Kate and Phil Stewart at their shop on Sullivan Street in Miami. Courtesy Photo

Pairing Old and New Technologies

Experimenting with his mentor, Phil learned that some of the old radios lend themselves to being blue-toothed. 

“There is a jack in the back of the set where you can connect your Bluetooth receiver and stream music and control it through your phone,” he explains, “though not all of them.”

Lee Kinnard, the owner of Dominion Firearms in Miami, has a 1946 RCA table radio that he recalls listening to as a kid. It belonged to his grandfather. It quit playing along the way, but Lee held onto it. Recently Phil cleaned it up and got it working again and was able to blue-tooth it.  Now the radio plays all day at the shop, — some radio programming, but mostly the content Lee streams. 

“It’s great,” says Lee. “The speaker on that old radio from 1946 is better than the soundbar or the TV.” 

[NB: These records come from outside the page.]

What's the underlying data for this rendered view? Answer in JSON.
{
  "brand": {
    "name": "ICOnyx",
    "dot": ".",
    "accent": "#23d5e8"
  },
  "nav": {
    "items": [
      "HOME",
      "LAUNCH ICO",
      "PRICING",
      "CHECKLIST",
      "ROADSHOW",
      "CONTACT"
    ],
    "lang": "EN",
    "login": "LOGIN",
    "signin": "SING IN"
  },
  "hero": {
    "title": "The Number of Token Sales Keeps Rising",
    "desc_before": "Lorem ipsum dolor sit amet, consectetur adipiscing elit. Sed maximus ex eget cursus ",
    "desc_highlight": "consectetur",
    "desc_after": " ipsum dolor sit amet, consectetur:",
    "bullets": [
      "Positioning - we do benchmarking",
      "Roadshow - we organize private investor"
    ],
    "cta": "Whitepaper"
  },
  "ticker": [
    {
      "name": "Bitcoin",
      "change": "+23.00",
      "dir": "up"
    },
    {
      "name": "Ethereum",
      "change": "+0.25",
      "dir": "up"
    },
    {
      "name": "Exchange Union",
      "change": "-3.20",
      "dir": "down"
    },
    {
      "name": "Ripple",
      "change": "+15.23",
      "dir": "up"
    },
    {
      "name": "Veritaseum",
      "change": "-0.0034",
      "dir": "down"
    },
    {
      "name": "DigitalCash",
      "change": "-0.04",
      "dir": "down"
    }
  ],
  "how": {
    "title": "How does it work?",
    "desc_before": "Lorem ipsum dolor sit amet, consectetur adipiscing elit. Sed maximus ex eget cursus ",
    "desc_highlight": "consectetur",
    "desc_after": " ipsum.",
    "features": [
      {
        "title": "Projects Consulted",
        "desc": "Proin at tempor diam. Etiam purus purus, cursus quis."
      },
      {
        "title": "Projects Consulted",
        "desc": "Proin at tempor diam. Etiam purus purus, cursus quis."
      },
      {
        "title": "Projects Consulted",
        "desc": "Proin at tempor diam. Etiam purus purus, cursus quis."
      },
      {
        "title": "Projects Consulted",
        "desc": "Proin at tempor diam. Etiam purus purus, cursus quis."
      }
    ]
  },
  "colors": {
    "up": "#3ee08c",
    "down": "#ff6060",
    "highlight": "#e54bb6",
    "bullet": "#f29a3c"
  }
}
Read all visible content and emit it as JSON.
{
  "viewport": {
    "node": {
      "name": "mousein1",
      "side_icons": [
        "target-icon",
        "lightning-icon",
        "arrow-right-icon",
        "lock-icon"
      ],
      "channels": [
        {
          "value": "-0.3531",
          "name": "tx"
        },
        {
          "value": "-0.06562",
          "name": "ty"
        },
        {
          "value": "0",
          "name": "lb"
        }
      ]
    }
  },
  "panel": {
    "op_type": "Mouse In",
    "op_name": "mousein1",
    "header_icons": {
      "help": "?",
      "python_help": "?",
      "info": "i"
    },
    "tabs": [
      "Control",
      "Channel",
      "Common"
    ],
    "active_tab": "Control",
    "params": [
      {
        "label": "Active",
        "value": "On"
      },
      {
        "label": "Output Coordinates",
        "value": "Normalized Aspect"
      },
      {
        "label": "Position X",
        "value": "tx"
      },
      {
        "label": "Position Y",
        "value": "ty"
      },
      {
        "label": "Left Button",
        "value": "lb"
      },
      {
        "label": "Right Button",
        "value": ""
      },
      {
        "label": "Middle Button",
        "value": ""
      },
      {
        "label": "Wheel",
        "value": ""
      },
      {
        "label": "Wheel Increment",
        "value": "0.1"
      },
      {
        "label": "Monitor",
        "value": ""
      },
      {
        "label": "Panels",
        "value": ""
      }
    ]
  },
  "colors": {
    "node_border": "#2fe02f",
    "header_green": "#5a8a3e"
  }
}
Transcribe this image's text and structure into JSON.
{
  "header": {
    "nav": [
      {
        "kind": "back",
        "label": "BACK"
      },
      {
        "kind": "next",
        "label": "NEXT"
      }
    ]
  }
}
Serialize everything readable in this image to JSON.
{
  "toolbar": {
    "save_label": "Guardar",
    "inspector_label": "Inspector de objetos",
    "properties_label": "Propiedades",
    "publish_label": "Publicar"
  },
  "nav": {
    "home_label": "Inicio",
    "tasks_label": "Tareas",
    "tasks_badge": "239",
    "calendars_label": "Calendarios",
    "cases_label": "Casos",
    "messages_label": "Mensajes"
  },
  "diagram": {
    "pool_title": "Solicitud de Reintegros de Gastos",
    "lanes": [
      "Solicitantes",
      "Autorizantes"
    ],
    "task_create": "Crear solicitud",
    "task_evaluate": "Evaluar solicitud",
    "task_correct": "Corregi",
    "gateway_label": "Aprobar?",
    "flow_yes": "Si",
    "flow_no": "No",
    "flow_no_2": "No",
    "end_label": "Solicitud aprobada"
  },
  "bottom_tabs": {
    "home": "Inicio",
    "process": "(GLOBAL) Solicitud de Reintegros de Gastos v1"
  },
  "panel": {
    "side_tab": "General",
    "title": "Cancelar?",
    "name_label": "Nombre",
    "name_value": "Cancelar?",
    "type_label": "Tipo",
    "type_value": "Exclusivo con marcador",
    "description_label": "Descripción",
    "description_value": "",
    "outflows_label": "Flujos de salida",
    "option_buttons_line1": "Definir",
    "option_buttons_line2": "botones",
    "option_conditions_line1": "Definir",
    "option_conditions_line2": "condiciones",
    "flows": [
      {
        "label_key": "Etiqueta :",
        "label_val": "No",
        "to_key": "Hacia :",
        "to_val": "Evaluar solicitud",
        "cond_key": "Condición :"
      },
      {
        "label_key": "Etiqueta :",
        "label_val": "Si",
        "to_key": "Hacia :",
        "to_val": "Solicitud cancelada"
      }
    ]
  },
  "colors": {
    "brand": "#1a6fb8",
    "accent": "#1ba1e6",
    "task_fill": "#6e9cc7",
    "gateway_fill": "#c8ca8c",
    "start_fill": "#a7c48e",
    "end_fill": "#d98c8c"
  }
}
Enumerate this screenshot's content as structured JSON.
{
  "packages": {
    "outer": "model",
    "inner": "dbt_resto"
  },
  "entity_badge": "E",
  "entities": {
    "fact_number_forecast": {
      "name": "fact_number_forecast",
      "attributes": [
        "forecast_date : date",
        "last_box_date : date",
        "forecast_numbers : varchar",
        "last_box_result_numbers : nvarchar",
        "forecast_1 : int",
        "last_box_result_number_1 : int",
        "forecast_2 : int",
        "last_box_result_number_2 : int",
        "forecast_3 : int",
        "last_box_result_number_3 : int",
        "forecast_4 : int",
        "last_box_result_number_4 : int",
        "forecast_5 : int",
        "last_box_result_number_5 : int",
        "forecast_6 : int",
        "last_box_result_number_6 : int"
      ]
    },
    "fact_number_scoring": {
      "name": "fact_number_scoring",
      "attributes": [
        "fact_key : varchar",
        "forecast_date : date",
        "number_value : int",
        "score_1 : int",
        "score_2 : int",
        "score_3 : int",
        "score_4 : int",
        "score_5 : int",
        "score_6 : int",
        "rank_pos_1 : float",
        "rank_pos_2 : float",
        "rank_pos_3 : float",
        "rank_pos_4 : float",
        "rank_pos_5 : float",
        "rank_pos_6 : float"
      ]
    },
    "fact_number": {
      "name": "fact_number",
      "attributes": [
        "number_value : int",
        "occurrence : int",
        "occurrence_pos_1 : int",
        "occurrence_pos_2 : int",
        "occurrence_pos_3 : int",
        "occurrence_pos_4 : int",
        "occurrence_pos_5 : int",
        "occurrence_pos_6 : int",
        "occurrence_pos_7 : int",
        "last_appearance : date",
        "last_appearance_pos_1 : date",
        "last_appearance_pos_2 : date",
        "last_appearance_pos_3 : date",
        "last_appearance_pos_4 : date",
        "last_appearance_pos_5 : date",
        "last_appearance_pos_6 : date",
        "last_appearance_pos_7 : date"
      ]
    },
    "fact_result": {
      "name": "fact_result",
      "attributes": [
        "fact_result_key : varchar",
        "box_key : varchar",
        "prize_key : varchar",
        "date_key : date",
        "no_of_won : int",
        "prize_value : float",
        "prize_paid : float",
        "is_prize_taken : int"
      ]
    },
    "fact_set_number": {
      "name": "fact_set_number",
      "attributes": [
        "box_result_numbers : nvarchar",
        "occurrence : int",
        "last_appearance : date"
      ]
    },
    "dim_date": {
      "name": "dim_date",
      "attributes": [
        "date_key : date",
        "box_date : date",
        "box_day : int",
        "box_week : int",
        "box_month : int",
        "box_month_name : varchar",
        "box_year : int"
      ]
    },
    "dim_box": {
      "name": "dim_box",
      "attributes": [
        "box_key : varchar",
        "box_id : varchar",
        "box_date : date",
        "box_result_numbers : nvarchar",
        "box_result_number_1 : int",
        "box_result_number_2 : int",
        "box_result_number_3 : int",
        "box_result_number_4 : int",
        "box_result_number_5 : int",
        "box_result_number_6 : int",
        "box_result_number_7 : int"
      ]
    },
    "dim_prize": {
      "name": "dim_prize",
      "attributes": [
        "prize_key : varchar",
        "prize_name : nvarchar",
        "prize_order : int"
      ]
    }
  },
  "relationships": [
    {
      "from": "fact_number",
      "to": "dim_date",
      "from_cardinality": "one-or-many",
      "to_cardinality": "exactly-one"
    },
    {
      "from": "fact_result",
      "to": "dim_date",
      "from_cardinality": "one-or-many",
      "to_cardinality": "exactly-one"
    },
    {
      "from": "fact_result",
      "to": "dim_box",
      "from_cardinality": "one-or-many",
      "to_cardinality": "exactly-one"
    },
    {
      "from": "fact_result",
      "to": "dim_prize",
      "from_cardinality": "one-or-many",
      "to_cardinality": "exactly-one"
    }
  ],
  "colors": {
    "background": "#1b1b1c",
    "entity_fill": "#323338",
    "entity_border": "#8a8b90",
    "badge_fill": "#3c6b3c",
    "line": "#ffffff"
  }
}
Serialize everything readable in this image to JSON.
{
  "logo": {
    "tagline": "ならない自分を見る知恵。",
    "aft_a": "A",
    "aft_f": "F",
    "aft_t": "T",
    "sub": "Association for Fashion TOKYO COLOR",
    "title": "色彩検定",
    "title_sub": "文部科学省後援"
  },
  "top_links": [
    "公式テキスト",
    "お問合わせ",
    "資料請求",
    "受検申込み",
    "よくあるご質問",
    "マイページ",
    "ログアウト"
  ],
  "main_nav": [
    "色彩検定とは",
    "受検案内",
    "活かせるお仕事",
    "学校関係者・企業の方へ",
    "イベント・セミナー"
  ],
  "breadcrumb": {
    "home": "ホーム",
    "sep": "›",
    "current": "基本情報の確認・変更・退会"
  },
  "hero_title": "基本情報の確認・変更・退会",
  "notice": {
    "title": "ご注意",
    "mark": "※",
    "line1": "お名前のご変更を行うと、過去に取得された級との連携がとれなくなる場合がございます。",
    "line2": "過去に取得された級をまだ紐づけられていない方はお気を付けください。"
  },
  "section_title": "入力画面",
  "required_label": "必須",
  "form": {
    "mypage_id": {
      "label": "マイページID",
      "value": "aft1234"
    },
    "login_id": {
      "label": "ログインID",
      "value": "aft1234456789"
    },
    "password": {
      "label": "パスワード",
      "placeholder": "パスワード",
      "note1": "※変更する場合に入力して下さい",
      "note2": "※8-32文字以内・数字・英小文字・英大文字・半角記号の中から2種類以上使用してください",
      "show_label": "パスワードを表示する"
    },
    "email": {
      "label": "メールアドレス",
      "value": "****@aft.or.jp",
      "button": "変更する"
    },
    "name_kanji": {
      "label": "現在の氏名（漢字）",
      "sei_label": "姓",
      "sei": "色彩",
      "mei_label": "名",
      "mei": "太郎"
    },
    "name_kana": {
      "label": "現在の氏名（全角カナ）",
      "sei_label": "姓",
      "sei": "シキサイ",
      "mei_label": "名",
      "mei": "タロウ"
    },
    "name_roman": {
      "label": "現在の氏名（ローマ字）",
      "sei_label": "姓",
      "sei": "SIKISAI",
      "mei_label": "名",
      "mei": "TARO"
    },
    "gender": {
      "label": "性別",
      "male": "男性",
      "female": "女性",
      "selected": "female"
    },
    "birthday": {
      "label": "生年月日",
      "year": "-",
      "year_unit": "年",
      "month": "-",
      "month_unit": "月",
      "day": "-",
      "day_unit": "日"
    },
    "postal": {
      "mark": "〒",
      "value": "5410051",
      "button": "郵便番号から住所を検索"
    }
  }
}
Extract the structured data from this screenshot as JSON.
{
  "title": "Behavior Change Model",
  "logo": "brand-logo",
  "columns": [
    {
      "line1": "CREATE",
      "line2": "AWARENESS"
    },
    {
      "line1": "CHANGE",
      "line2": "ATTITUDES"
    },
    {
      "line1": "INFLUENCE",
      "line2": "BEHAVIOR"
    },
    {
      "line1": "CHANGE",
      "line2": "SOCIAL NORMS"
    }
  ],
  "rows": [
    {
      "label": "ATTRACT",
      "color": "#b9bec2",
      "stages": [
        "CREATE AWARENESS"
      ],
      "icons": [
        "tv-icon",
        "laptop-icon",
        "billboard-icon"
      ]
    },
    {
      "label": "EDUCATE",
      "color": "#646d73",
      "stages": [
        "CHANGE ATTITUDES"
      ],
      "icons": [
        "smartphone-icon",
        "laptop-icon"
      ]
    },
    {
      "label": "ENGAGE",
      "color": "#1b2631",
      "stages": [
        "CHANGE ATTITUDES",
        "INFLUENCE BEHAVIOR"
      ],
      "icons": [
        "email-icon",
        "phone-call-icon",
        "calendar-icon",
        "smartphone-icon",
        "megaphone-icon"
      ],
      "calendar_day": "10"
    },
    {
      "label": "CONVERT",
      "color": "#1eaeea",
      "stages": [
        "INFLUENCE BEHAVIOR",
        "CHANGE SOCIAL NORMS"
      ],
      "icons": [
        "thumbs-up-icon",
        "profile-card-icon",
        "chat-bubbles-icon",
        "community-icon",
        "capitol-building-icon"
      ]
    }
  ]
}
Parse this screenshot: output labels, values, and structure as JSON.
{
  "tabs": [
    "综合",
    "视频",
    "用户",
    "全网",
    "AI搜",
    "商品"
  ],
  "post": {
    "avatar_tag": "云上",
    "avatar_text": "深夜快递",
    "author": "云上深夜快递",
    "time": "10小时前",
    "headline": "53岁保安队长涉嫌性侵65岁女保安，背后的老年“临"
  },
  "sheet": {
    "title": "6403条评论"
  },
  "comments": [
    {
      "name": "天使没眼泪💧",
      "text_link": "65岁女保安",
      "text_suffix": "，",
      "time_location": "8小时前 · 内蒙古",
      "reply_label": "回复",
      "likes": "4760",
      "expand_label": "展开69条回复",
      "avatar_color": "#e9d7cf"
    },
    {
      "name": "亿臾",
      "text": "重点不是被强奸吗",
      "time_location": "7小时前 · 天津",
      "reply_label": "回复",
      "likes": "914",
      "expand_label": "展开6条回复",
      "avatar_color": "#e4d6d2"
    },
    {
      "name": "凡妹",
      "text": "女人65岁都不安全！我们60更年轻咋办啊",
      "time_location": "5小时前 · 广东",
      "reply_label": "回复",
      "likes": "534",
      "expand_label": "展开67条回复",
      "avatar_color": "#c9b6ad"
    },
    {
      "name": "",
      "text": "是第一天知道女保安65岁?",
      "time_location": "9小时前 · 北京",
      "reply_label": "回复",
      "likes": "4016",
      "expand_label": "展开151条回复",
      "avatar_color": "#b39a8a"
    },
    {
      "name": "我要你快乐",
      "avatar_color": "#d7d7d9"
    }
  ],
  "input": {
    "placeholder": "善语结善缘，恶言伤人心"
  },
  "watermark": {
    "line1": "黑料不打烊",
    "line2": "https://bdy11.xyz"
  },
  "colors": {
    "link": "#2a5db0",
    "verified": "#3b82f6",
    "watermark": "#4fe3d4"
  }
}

This morning’s customer doesn’t give a “flying flip” about the blue-tooth pairing.  He is fascinated with short-wave radios though and says they’re hard to find. Until now. He peruses the wall of short-wave radios. Phil points out a Zenith 5-band short-wave which was built in 1955.

“These are phenomenal,” Phil describes, “you put these up in your backyard and you’re all over the planet.”

From their store on Sullivan Street, AM stations reach north to Sacramento and Montana and east to Texas and Missouri. The short wave radios go all over the world, Phil says, in so many languages, some unidentified.

“At night, when the ionosphere lifts, it allows a radio to reach out,” Phil says. “You never know what you’re going to get.” 

The man from Show Low got a 1946 Firestone. Another happy customer.